The demand for a week worth of random searches from Google (and all other top tier search engines) is getting the attention it deserves from the major media as the linked headline above at ABC News shows. All major networks and most internet news sites, are incredulous at the request by the US Justice Department for a million “random” sites from each of the top search engines databases, along with a week worth of search queries.
The furor is focusing on the wrong area though. The government claims that their investigation into user queries is intended to lead them to porn sites from innocuous search phrases in order to help them build a case for reversing a Supreme Court ruling which invalidated the Child Online Protection Act (COPA).
The fear should be that the DOJ or any other government or law enforcement agency can demand information purportedly for one purpose and use it for many other purposes. The biggest concern is that vast amounts of data could then be used by the feds as a part of their longing for “Total Information Awareness”. That crazy program, headed by John Poindexter through the Defense Advanced Research Projects Agency (DARPA), was dropped by Congress like a hot potato due to public outcry opposing another overreaching hunger for data, ostensibly for Homeland Security, but clearly meant to feed Bush Administration Big Brother programs.

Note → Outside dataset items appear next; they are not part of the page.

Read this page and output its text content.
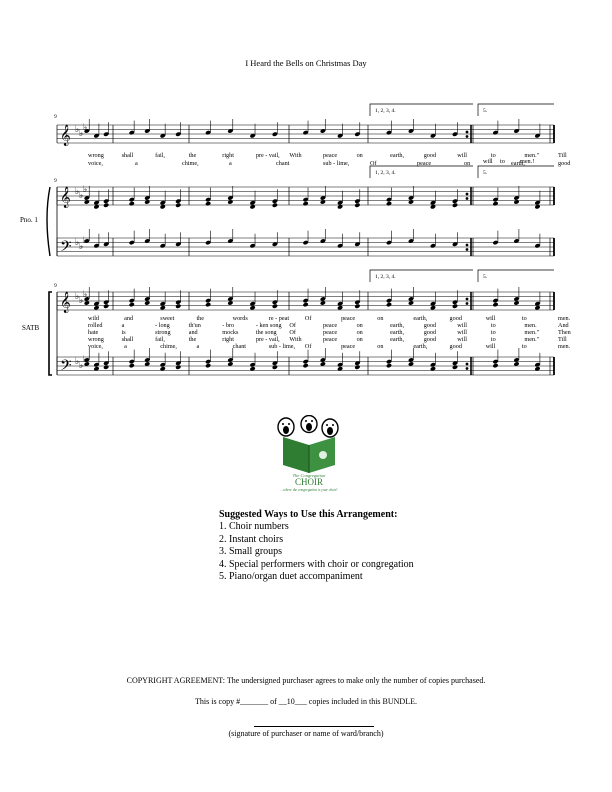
I Heard the Bells on Christmas Day
9
1, 2, 3, 4.	5.
𝄞 ♭ ♭
♭
wrong	shall	fail,	the	right	pre - vail, With	peace	on	earth,	good	will	to	men."	Till
voice,	a	chime,	a	chant	sub - lime,	Of	peace	on	earth,	good
will to men.!
1, 2, 3, 4.	5.
9
𝄞 ♭ ♭
♭
𝄢 ♭ ♭
♭
Pno. 1
1, 2, 3, 4.	5.
9
𝄞 ♭ ♭
♭
𝄢 ♭ ♭
♭
SATB
wild	and	sweet	the	words	re - peat	Of	peace	on	earth,	good	will	to	men.
rolled	a	- long	th'un	- bro	- ken song Of	peace	on	earth,	good	will	to	men.	And
hate	is	strong	and	mocks	the song Of	peace	on	earth,	good	will	to	men."	Then
wrong	shall	fail,	the	right	pre - vail, With	peace	on	earth,	good	will	to	men."	Till
voice,	a	chime,	a	chant	sub - lime, Of	peace	on	earth,	good	will	to	men.
The Congregation
CHOIR
...where the congregation is your choir!
Suggested Ways to Use this Arrangement:
1. Choir numbers
2. Instant choirs
3. Small groups
4. Special performers with choir or congregation
5. Piano/organ duet accompaniment
COPYRIGHT AGREEMENT: The undersigned purchaser agrees to make only the number of copies purchased.
This is copy #_______ of __10___ copies included in this BUNDLE.
(signature of purchaser or name of ward/branch)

Search behavior, which is retained by Google and their competitors Yahoo and MSN, holds different interest depending on who holds that information. The search engines inevitably use it to increase profits by helping them to understand how users interact with their search engine and to entice users to click on ads that make them money (by clicking on pay per click ads), or in the case of Yahoo and MSN – to visit their shopping sections and navigate to more profitable parts of their portals (Google’s Froogle is free and earns them no income outside of the Adwords ads.)
Of course, privacy advocates, such as Sherwin Siy of the Electronic Privacy Information Center say, “If they didn’t keep and store this data they wouldn’t be in this bind,” … “It highlights the potential for misuse, whether it’s unreasonable search and seizure by the government or sale of the information to private companies.”
Of course the commercial value of the information kept by each of the search engines is vast, but the value changes dramatically depending on who looks at that same information and what they are attempting to mine from that data. The request for a weeks worth of search queries represents a vast amount of data considering the huge numbers of searches done at Google in seven days. By my admittedly rough estimate, based on information available from online sources, it appears that requested data could amount to upward of 15 billion search queries being requested from Google.
Google made a statement to the press which characterized the DOJ request as “over-reaching”, which is a huge understatement. The data may have been requested for one purpose but can then be used for literally endless other purposes. And, as Danny Sullivan of SearchEngineWatch.com has said – this information is available from other sources and can be obtained (purchased) without warrants.
That simple fact makes it appear that DOJ is simply attempting to avoid paying for the information and supports the Google claim that the request is “burdensome” to fulfill, in addition to the “over-reaching” issue. If law enforcement or government agencies were to request those records on a regular basis, the cost in retrieving, sorting, saving, storing and delivering the data could be gigantic to the search engines, more expensive to Google because they serve up more than half of all searches online – more than any other search engine.
The DOJ should at least cover the costs involved in this request and if Google eventually caves and provides the information to Justice, then they should not only get some sort of payment to cover costs, including all resources and employees required to fulfill the demands for information, but future related expenses from all requests that will come due to the precedent set in this case.
Most are looking at and talking about user privacy as the reason to deny DOJ this expensive request. Privacy is not at issue here, as Danny Sullivan pointed out repeatedly – no user information is either requested or given by MSN or by Yahoo when they responded. More attention should be paid to the “overreaching” issue claimed by Google and the “random searches” issue – which makes the entire demand for data laughable – and makes the claim of COPA enforcement doubtful.
The appearance is of the Bush administration seeking vast troves of information for use in any purpose they wish (and no doubt specific reasons having little to do with protecting children from porn.) Filtering software is more effective and sensible in protecting kids from seeing things they shouldn’t see. The appearance is of a demand for data ostensibly for a laudable purpose, when it is difficult to believe that information would be of any use whatsoever to investigators seeking to protect kids from naughty photos.
This news comes as the Bush administration is being buffeted by criticism from Congress of warrantless phone taps and, unless some more targeted search data were requested, appears to be simply another part of an overreaching data mining request from an information hungry monster.